Metabolic division of labor creates organismal cohesion

Adria LeBoeuf
University of Cambridge

Ant colonies exemplify how individual units can coalesce to form complex, functional (super)organisms. This talk is about how metabolic division of labor in ant colonies not only underlies collective actions but creates organismal cohesion at the colony level.
Behaviours that transmit metabolised materials from one body to another allow the genome of one individual to influence the fitness of another. In social transfers of care like lactation or egg-laying, this decoupling of resource acquisition, processing, and use over time, space, and across individuals results in metabolic division of labor. Social transfers that enable metabolic division of labor have led to profound shifts in ecology and life-history evolution in that these allow typically parents to process, package and transmit goods to offspring using specifically adapted proteins that lighten metabolic loads, modulate immune responses, and even direct development. Such social transfers enable the entrenchment of metabolic interdependencies, which in some cases can lead to major evolutionary transitions in individuality.

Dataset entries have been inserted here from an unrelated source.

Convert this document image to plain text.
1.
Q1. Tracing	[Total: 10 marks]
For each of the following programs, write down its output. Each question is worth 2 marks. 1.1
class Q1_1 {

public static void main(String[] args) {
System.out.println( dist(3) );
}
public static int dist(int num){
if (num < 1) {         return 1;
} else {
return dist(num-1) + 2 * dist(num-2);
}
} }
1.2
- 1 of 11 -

Social insects engage in a multitude of social transfers – the classics of mating and egg laying, but also many forms of trophallaxis (including social regurgitation) with still darker transfers like larval hemolymph feeding and adaptive cannibalism. Social insects also display a range of life histories and degrees of commitment to the colony level, with some species behaving like a society of cooperating individuals with maintained individual reproductive capacity, while others show clear commitment to the colony’s interests. To unravel the causes and consequences of metabolic division of labor in ant colonies, we have been contrasting societal and superorganismal ant species, merging transcriptomics, proteomics, behavioral tracking and genome-scale metabolic models to detail fluxes across the collective. This work has implications for any system with shared goals and collective resource allocation, from multicellular organisms to a fleet of electric vehicles.